そして待つこと数十分、ちょっと周りのお客さんに騒がれながらもようやく僕達の番が回ってくる。
「いらっしゃいませ!お2人で宜しかったですかー?」
「はい」
「では席の方へとご案内させて頂きます。ご注文がお決まりになりましたらベルでお呼びくださいー」
少しだけぽわぽわーっとした店員さんに案内され、お店の奥の少しだけ広い席へと案内された僕達はメニューを開き、そこに書いてある美味しそうなスイーツ達を眺める。
「どれも美味しそうだねぇ……!ねねっ、コレ見てよ!ギガンティックマキシマムジャイアントベリーラージサイズ天を貫く極大怒髪天盛りスペシャル盛りパフェだって!」
「お、おぉ……」
「わっ!百層ミルクレープにパンケーキタワー、虹色ゼリーにバケツプリンまであるよ!」
「凄いなこの店……でも天霧さん、今回の目的はー?」
「これ!限定スイーツ食べ放題っ!ん〜♪楽しみっ!」
「ははっ。
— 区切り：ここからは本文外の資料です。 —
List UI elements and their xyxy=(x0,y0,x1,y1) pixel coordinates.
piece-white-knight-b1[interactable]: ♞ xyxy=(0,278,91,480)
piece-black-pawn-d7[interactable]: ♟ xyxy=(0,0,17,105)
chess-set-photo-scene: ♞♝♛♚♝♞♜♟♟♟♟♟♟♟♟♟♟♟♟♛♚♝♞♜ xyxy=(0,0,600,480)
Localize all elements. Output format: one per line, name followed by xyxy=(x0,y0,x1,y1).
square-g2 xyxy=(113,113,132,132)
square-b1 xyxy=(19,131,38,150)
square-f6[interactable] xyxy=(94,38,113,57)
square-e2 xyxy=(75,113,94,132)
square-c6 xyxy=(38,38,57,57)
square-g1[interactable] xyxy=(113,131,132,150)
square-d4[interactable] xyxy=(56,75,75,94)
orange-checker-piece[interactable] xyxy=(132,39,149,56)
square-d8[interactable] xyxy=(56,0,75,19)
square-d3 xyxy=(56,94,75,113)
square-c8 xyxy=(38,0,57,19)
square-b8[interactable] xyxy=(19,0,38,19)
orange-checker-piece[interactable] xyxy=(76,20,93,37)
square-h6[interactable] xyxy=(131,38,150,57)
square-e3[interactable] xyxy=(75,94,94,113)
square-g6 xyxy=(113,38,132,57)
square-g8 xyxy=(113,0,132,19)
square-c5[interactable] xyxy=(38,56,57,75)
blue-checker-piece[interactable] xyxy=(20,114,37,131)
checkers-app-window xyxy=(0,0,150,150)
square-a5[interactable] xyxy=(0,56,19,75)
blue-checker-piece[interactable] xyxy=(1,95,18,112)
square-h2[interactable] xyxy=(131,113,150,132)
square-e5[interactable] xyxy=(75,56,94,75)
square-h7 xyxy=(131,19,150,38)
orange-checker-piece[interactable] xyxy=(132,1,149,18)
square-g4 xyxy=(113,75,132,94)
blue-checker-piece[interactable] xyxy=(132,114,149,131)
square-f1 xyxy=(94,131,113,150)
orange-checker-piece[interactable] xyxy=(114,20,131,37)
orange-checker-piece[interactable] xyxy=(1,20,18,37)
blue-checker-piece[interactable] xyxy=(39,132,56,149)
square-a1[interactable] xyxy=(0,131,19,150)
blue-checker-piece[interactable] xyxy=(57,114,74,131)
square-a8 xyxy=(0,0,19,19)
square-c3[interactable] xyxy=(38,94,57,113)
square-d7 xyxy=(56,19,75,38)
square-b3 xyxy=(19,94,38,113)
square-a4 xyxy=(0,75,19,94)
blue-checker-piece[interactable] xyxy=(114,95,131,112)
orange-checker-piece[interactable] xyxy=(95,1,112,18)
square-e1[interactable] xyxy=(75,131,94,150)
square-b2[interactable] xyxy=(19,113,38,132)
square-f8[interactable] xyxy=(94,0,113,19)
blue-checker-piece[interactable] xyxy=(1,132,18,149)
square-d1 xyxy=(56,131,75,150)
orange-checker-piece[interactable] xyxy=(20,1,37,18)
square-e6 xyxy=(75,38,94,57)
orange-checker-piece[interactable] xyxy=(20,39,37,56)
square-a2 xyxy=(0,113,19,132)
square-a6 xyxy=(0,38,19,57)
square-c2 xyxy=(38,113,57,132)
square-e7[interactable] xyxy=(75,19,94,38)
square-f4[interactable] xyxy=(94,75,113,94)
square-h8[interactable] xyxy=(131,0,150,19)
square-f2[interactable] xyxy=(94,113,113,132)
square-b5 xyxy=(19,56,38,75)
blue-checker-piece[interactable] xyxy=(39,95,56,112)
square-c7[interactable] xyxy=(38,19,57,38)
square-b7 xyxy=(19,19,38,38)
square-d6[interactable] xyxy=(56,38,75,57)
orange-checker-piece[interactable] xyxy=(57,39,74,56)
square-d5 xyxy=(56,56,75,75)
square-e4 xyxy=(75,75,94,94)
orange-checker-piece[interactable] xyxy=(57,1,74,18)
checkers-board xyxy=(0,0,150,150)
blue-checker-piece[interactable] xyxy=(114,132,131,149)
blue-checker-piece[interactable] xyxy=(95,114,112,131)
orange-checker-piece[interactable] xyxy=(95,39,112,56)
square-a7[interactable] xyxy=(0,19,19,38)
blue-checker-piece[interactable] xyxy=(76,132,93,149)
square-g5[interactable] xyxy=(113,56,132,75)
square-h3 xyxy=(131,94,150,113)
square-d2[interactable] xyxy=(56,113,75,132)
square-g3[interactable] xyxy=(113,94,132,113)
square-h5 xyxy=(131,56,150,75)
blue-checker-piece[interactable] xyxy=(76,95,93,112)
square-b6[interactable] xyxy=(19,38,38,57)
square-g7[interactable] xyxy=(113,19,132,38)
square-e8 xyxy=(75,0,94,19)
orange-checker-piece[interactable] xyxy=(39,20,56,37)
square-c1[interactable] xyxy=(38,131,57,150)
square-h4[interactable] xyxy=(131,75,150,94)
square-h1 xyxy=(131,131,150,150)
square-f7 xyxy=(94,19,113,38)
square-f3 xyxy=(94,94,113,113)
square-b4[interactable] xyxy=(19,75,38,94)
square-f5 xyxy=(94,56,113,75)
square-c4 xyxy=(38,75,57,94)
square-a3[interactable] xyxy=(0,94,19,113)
んじゃ、店員さんに食べ放題二人分頼むね」
「はーい♪」
「お待たせ致しましたー。ご注文お伺いしますー」
「えっとこの限定スイーツ食べ放題を二つ、それとドリンクバーを─────」
「京也君、スイーツを食べるに当たってジュースは無粋だよ」
「お、おう……えっと、じゃあ食べ放題二つだけで」
「はい、かしこまりましたー。所でお客様ー、当店ではカップルで御来店頂くと割引が適用されるのですが、お2人は恋人同士でしょうかー?」
注文を終え、完璧に油断していた僕は、店員さんからの突然の質問に飲もうとしていた水を思いっきり噴き出しそうになりながらもなんとか堪える。
「えっ、えっとそのっ!ぼ、僕達はー……」
か、カップルってその、こ、恋人って事だよね?!
僕達はそういう関係じゃないけど、でも安くなるならば……いやいや!僕は男だぞ!安くなるからってそんな……でも安くなるんなら一時的だけでも…………
「あ、カップルではないです」
「へ?」
「かしこまりましたー」
節約心と男の心の間で揺れていた僕は、京也君にあっさりとそう言われ間抜けな声を漏らすのだった。
その後、少しだけもやもやしつつも次々と届くスイーツを頬張り舌鼓を打ち、帰る頃にはぽっこりお腹で大満足していた。